Graz Grammar Pico Painting

Das Graz Grammar Picó Sound System ist an der Frontseite mit einer als Stoffdruck ausgeführten digitalen „Malerei“ versehen. Diese wird sukzessive um handgemalte und gesprayte Elemente ergänzt. Die bemalte Stoffbespannung dient einerseits dem Schutz der Lautsprecher und andererseits zeigt sie – wie bei den traditionellen Picós in Kolumbien – eine bildliche Darstellung des Namens.

Jeder Picó erhält eine individuelle Bildausstattung. Der Picó wird mit Persönlichkeitsattributen ausgestattet, die ähnlich wie eine „Marke“, ein „Logo“ oder „Branding“ den Namen und Charakter des Picós repräsentierten soll. In diesem Fall entspringen das ikonographische Triptychon sowie der Name des Soundsystems einem Traum von Roman Klug. Er träumte von einer super­heldenhaften ungarischen Reiterin, die – in der einen Hand ein Protestschild und in der anderen Hand eine Discokugel in die Höhe haltend – die liberale Demokratie und die Menschenrechte verteidigt.

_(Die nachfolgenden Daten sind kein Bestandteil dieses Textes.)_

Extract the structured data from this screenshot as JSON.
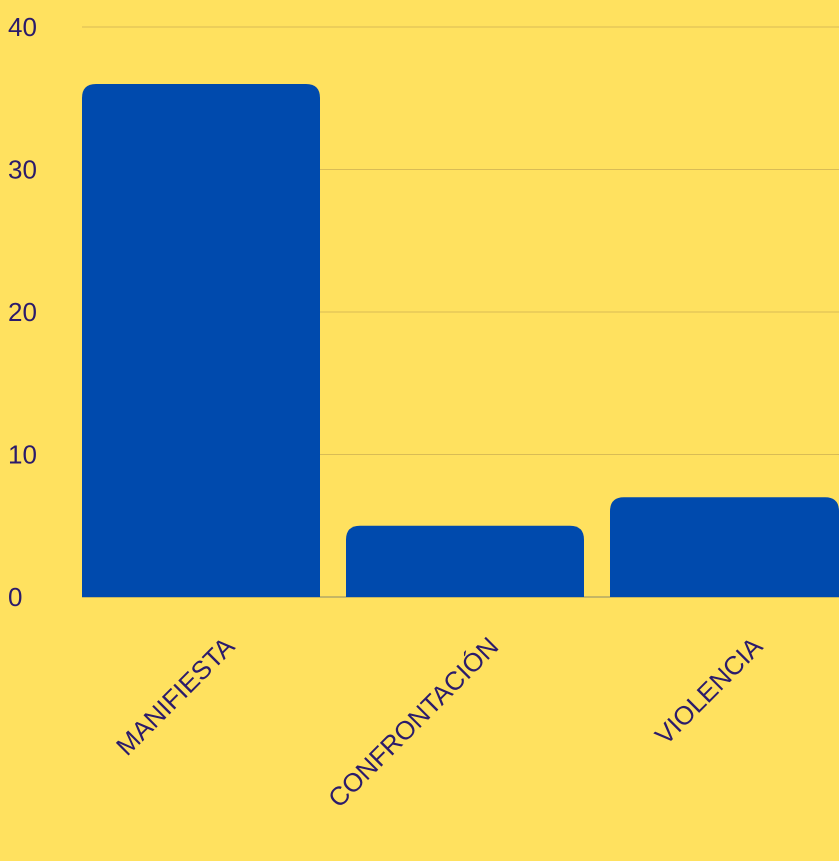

Der Langname des Graz Picó Sound System ist „La Gran Amazona Magiar – Caja del Ritmo“ („Die große ungarische Reiterin – Rythmus-Box“). Der kürzere „Spitzname“ (Nickname) „Graz Grammar Picó“ ist eine Abkürzung desselben und leitet sich von folgender Buchstabenkombination ab: ”GRAZ PICÓ Sound System „La GRan AMazona MAgiaR – Caja del Ritmo“.

Das Boxen-„Gemälde“ ist ein „work in progress“ und der Beginn einer Serie. Die Rahmen mit der Stoffbespannung sind wechselbar. Mit der Zeit verschiedene Künstler:innen beauftragt werden, sich ausgehend von der ursprünglichen Gestaltung sich in unterschiedlichster Art der Bildgebung anzunähern. So kann das Stoffgewebe zukünftig Fotos, Grafiken und Zeichnungen präsentieren oder als Projektions­fläche für diverse Medien dienen. Umsäumt wird das Triptychon von insgesamt 174 LED-Lämpchen in den Farben rot, gelb, blau, grün und weiß. Sie bringen als „Lichtorgel“ in der Nacht einen zusätzlichen Effekt. Insgesamt trägt die Dramaturgie aus Licht, Sound, Musik, Atmosphäre und dynamischer Interaktion/Bewegung zu einer holistischen Erfahrung bei. Der Tanz, das gemeinschaftlich ekstatische Erleben steht dabei im Zentrum. Sie wird zelebriert, angetrieben vom „deus ex machina musica“.

On the decks la picotera etwas verdeckt am großen Bild DJ Uschi Ultra bei der Weltpremiere des Graz Grammar Picó Sound System am 5. Mai 2022 beim Lendwirbel am Floßlendplatz in Graz.